Atualmente, 170 crianças estão afastadas de suas famílias em Campo Grande, vivendo no serviço de acolhimento por terem seus direitos violados pelos seus familiares. O dado foi repassado pela juíza Katy Braun do Prado, da Vara da Infância, da Adolescência e Idoso de Campo Grande, reforçando que, infelizmente, Sophia não é a primeira nem a última vítima.
Katy Braun lembrou de ação judicial para criação de mais três conselhos tutelares em Campo Grande, que ainda não foi cumprida e prevê multa diária. Ela falou ainda que o Centro Integrado iria melhorar esse trabalho, citando exemplo que o exame de corpo delito em Sophia poderia ter sido feito na hora.
A defensora pública Débora Paulino lembrou que existia em Campo Grande o Centro de Atendimento às Crianças, que foi fechado, além do Programa de Proteção às Crianças, que foi desativado. Ao final do debate, o vereador Alírio Villasanti (União), presidente das comissões de Proteção dos Direitos da Criança e do Adolescente e de Segurança Pública, apresentou as providências a serem tomadas conforme o que foi coletado na audiência pública.
Além disso, a Secretaria Estadual de Segurança Pública (Sejusp), Polícia Civil e prefeitura prometeram ativar imediatamente o atendimento especializado para crianças e adolescentes 24 horas na Casa da Mulher Brasileira, voltada para denúncias de mulheres vítimas de violência. Posteriormente, deve ser implementado na Capital o Centro Integrado de Atendimento da Infância e Juventude.

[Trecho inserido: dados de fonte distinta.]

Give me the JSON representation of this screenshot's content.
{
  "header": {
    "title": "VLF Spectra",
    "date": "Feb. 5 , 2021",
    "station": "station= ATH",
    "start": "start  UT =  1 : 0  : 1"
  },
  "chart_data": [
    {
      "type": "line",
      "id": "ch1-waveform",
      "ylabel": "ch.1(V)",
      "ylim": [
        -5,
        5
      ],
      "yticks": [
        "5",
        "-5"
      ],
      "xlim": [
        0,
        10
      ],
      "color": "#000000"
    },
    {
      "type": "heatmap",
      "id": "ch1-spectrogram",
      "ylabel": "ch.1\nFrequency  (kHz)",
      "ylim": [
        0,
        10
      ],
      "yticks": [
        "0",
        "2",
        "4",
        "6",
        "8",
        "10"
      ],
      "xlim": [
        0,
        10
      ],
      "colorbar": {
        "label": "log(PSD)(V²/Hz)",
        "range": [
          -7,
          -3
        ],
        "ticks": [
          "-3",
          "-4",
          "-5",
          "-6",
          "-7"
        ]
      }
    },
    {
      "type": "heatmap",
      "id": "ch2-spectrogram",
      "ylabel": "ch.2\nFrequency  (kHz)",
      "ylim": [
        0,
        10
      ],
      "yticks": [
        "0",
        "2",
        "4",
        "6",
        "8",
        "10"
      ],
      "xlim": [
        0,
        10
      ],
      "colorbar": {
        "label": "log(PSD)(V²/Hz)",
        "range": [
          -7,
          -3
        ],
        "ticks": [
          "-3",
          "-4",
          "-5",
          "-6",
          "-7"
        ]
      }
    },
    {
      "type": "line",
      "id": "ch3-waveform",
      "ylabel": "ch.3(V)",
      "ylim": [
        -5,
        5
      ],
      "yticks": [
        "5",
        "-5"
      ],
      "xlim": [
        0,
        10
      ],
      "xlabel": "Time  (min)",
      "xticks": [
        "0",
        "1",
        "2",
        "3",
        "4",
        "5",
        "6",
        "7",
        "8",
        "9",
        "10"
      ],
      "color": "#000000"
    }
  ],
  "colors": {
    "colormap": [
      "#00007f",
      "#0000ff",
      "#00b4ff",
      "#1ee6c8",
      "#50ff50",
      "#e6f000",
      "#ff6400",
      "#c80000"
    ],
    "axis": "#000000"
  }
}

1) Melhoria da capacitação contínua dos profissionais da saúde, segurança, assistência social, educação e Conselho Tutelar;
2) Melhoria da escuta especial;
3) Ampliação do número de Conselhos Tutelares para pelo menos nove (atualmente são cinco);
4) Criação do Centro Integrado da Criança e Adolescente, onde todos estarão atuando juntos no mesmo prédio acelerando atendimento. Os vereadores comprometeram-se a buscar recursos com a bancada federal para o prédio;
5) Fiscalização frequente pela recém-criada Comissão de Proteção dos Direitos da Criança e do Adolescente, composta pelos vereadores Coronel Villasanti (presidente), Clodoilson Pires (vice-presidente), Ayrton Araujo, William Maksoud e Paulo Lands;
6) Solicitação à Delegacia Geral de Polícia Civil para plantão 24 horas na Delegacia Especializada de Proteção à Criança e ao Adolescente;
7) Melhorar estrutura dos conselhos tutelares;
8) Campanha para divulgar a rede de proteção;
9) Criar alerta no sistema E-saj para garantir prioridade no sistema judicial nos casos de crianças de situação de risco;
10) Avaliar alteração na forma de escolha de conselhos tutelares, para que seja realizado concurso público.